Palavras sem algemas
O triunfo da verdade foi o que todos nós testemunhámos quando, na última quarta-feira, a Procuradoria-Geral da República, através do seu porta-voz, disse que os exames de autópsia feitos às vítimas de afogamento na praia da Costa Sol indicavam que não houve consumo de álcool. Uma notícia que certamente provocou alterações cardíacas positivas e negativas. Para os familiares das vítimas, com certeza sossegou seus corações tatuados de dor pela perda de um ente querido, cujas feridas foram brutalmente reabertas pelo porta-voz da comissão criada para esclarecer o assunto, quando inescrupulosamente se precipitou em apresentar razões sem investigar. Por isso, para esta comissão, com certeza, as declarações da PGR aceleraram o ritmo cardíaco pela lição que lhes foi dada em público, tal e qual humilharam as famílias com acusações caluniosas, infundadas e indignas das instituições que representavam.

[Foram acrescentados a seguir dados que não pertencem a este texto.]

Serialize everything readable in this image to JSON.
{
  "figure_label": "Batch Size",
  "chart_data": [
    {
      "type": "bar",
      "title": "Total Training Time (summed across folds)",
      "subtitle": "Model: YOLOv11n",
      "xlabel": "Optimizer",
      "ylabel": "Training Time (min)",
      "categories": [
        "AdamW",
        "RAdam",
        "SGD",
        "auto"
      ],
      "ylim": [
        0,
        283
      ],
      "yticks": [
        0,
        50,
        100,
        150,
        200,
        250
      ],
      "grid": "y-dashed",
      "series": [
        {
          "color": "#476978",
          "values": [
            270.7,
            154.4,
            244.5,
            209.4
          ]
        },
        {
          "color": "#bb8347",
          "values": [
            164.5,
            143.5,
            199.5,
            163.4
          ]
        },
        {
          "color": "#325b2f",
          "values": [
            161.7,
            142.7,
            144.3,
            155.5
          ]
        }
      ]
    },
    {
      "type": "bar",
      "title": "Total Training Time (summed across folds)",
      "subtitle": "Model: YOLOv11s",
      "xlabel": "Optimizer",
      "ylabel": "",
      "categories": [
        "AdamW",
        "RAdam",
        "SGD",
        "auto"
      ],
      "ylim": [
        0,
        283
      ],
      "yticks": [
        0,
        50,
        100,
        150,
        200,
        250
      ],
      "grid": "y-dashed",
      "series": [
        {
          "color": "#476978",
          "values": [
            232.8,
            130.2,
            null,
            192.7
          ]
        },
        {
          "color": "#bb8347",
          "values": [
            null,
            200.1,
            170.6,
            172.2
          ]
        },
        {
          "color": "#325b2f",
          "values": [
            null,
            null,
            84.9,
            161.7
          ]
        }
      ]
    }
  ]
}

O mais repugnante nesta novela foi a forma como o porta-voz da comissão se apropriou da verdade para proferir inverdades que poderia ter evitado se permitisse à razão agir no lugar das emoções. Aliás, trata-se de uma razão acessível ao senso comum, que fez um julgamento imediato, questionando o fundamento da acusação.
Para o alento de todos, e numa atitude quase que inédita, de tão rara, a PGR surpreende-nos mostrando-se atenta e actuante. Desmentiu a comissão, instou o Município a sinalizar a zona de perigo e prometeu avaliar a existência, ou não, de responsabilidade criminal. O único senão da sua contundente intervenção está na leveza da atribuição do direito de opinar ao membro de uma comissão que representa muitas instituições, incluindo o Município, dono das obras que geraram mortes. É difícil acreditar que se cria uma comissão para tratar do assunto e se aceita que ela apresente apenas opiniões e o faça pública e descaradamente.

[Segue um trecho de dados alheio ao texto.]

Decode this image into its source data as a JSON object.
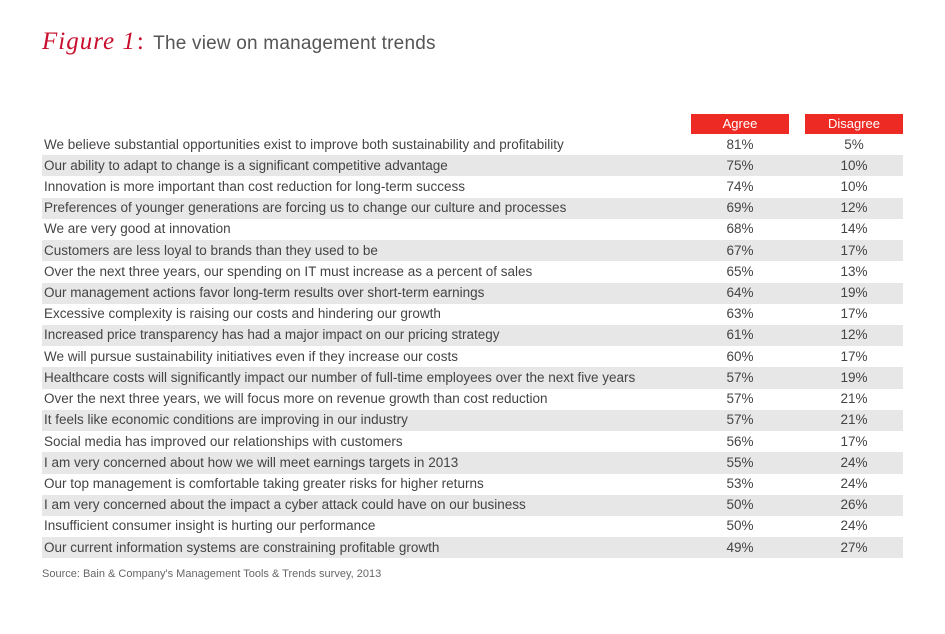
{
  "figure": {
    "label": "Figure 1",
    "title": "The view on management trends"
  },
  "table": {
    "columns": {
      "agree": "Agree",
      "disagree": "Disagree"
    },
    "header_bg": "#ee2a24",
    "header_fg": "#ffffff",
    "row_alt_bg": "#e8e7e7",
    "rows": [
      {
        "statement": "We believe substantial opportunities exist to improve both sustainability and profitability",
        "agree": "81%",
        "disagree": "5%"
      },
      {
        "statement": "Our ability to adapt to change is a significant competitive advantage",
        "agree": "75%",
        "disagree": "10%"
      },
      {
        "statement": "Innovation is more important than cost reduction for long-term success",
        "agree": "74%",
        "disagree": "10%"
      },
      {
        "statement": "Preferences of younger generations are forcing us to change our culture and processes",
        "agree": "69%",
        "disagree": "12%"
      },
      {
        "statement": "We are very good at innovation",
        "agree": "68%",
        "disagree": "14%"
      },
      {
        "statement": "Customers are less loyal to brands than they used to be",
        "agree": "67%",
        "disagree": "17%"
      },
      {
        "statement": "Over the next three years, our spending on IT must increase as a percent of sales",
        "agree": "65%",
        "disagree": "13%"
      },
      {
        "statement": "Our management actions favor long-term results over short-term earnings",
        "agree": "64%",
        "disagree": "19%"
      },
      {
        "statement": "Excessive complexity is raising our costs and hindering our growth",
        "agree": "63%",
        "disagree": "17%"
      },
      {
        "statement": "Increased price transparency has had a major impact on our pricing strategy",
        "agree": "61%",
        "disagree": "12%"
      },
      {
        "statement": "We will pursue sustainability initiatives even if they increase our costs",
        "agree": "60%",
        "disagree": "17%"
      },
      {
        "statement": "Healthcare costs will significantly impact our number of full-time employees over the next five years",
        "agree": "57%",
        "disagree": "19%"
      },
      {
        "statement": "Over the next three years, we will focus more on revenue growth than cost reduction",
        "agree": "57%",
        "disagree": "21%"
      },
      {
        "statement": "It feels like economic conditions are improving in our industry",
        "agree": "57%",
        "disagree": "21%"
      },
      {
        "statement": "Social media has improved our relationships with customers",
        "agree": "56%",
        "disagree": "17%"
      },
      {
        "statement": "I am very concerned about how we will meet earnings targets in 2013",
        "agree": "55%",
        "disagree": "24%"
      },
      {
        "statement": "Our top management is comfortable taking greater risks for higher returns",
        "agree": "53%",
        "disagree": "24%"
      },
      {
        "statement": "I am very concerned about the impact a cyber attack could have on our business",
        "agree": "50%",
        "disagree": "26%"
      },
      {
        "statement": "Insufficient consumer insight is hurting our performance",
        "agree": "50%",
        "disagree": "24%"
      },
      {
        "statement": "Our current information systems are constraining profitable growth",
        "agree": "49%",
        "disagree": "27%"
      }
    ]
  },
  "source": "Source: Bain & Company's Management Tools & Trends survey, 2013"
}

Por que razão o presidente do Município não questionou os fundamentos daquela acusação, antes do Município que dirige chamar a imprensa para ventilar vergonha? Por que razão David Simango pediu à imprensa para respeitar o trabalho que esta comissão estava a fazer – assegurando, até, que ela iria fornecer elementos importantes do sucedido –, para depois ouvirmos opiniões?
Esta novela promete ainda muito capítulos, mas, nesta coluna de opinião, gostava que este fosse o último. Se para bom entendedor meia palavra basta, então, por que escrever mais?... Qualquer desenvolvimento não vai apagar, na memória das famílias das vítimas, o golpe da calúnia e a indiferença do Município.